The sale of the Lloyd’s Building, one of the City of London’s most iconic landmarks, has collapsed more than a month after the property was placed under offer, CoStar News can reveal.
Matrix Property Fund Management, advised by CBRE, went under offer at the end of October to buy the Lord Rogers-designed building from closed-ended fund manager CLI Group, a subsidiary of German bank Commerzbank, for an initial yield of circa 5.5%, writes James Buckley.
It is thought that Matrix, which often arranges deals on a syndicated basis, had been in discussions to buy the Lloyd’s Building in a tie-up with private overseas investors.
CLI Group began entertaining offers via Savills on the 311,200 sq ft trophy asset last September, with a sale price of £290m mooted.
It is understood that the Matrix deal prompted renewed interest among overseas investors, a handful of which are now positioning themselves for a potential purchase now that the Lloyd’s Building is available to buy again.
The property fund management division of investment bank Matrix spun itself out at the beginning of last month after the wider group went into administration. Matrix Property Fund Management, which has around $600m of assets under management, will continue operations as a new standalone business.
Matrix Property Fund Management has arranged, raised or syndicated over £2.5bn of commercial property, compromising some 9m sq ft across more than 80 syndicates and over 200 property transactions on behalf of more than 8,000 investors.
Property purchases are typically structured through unit trusts or off shore limited partnerships with appropriate levels of gearing.

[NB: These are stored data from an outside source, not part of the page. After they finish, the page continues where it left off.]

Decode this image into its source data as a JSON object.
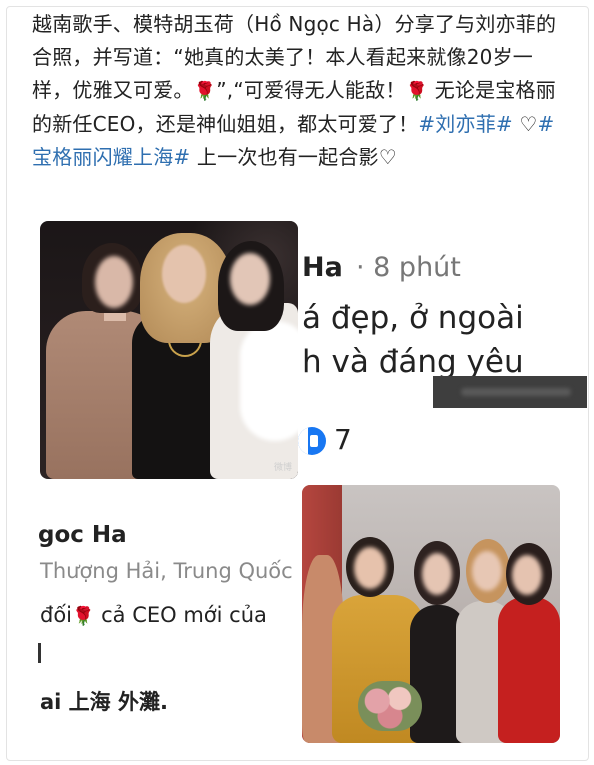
{
  "post": {
    "text_a": "越南歌手、模特胡玉荷（Hồ Ngọc Hà）分享了与刘亦菲的合照，并写道：“她真的太美了！本人看起来就像20岁一样，优雅又可爱。",
    "rose": "🌹",
    "text_b": "”,“可爱得无人能敌！",
    "text_c": " 无论是宝格丽的新任CEO，还是神仙姐姐，都太可爱了！",
    "hashtag1": "#刘亦菲#",
    "heart": " ♡",
    "hashtag2": "#宝格丽闪耀上海#",
    "text_d": " 上一次也有一起合影♡"
  },
  "photo1": {
    "watermark": "微博"
  },
  "background_post": {
    "author_fragment": "Ha",
    "time": "· 8 phút",
    "line1": "á đẹp, ở ngoài",
    "line2": "h và đáng yêu",
    "like_count": "7",
    "author2_fragment": "goc Ha",
    "location": "Thượng Hải, Trung Quốc",
    "line3_a": "đối",
    "line3_b": " cả CEO mới của",
    "line4": "ai 上海 外灘."
  },
  "colors": {
    "hashtag": "#2f6fb0",
    "like_blue": "#1877f2"
  }
}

Examples include London Stock Exchange listed vehicles, international portfolios, private UK syndicates and tax driven investments.
The Lloyd’s Building, at 1 Lime Street, EC3, is held in Commerz’s closed-end single asset fund CFB-Fonds 154, which is traditionally structured as a long-term investment vehicle with a lifespan until 2016. It was bought from German fund manager Deka for £231m in 2005.
CoStar News revealed in June that CommerzReal had refinanced the debt securing the Lloyd’s Insurance Building with a four-and-a-half-year £131m senior loan provided by DG Hyp and Deutsche Postbank.
The refinancing of the interest-only securitised loan, in the eight-loan European Prime Real Estate No.1 CMBS which was issued by Morgan Stanley, replaced the £141m loan which matured on 20 April.
This reduced the LTV from 61%, with an amortisation schedule to enable DG Hyp and Postbank to fund the £131m senior loan through their pfandbrief pools, providing CLI Group with slightly lower cost of debt than is typical for a City of London office, which is likely to have been an attractive feature of the acquisition for Matrix.
DG Hyp, which withdrew from UK property lending last year, made an exception to its lending restriction, opting to follow a core client in CLI Group in London.
The famous 364,000 sq ft “inside-out” building is entirely let to Lloyd’s of London, for which it was purpose built by architect Richard Rodgers back in 1986, the UK insurance and re-insurance market corporate body, also known as Society of Lloyds.
The Lloyd’s Building was given Grade I listing status in December last year, which gives permanence to a building structure that was designed to be flexible and adaptable — which explains why the lift and stairways are visible on the exterior allowing an uncluttered interior space that could be easily reconfigured.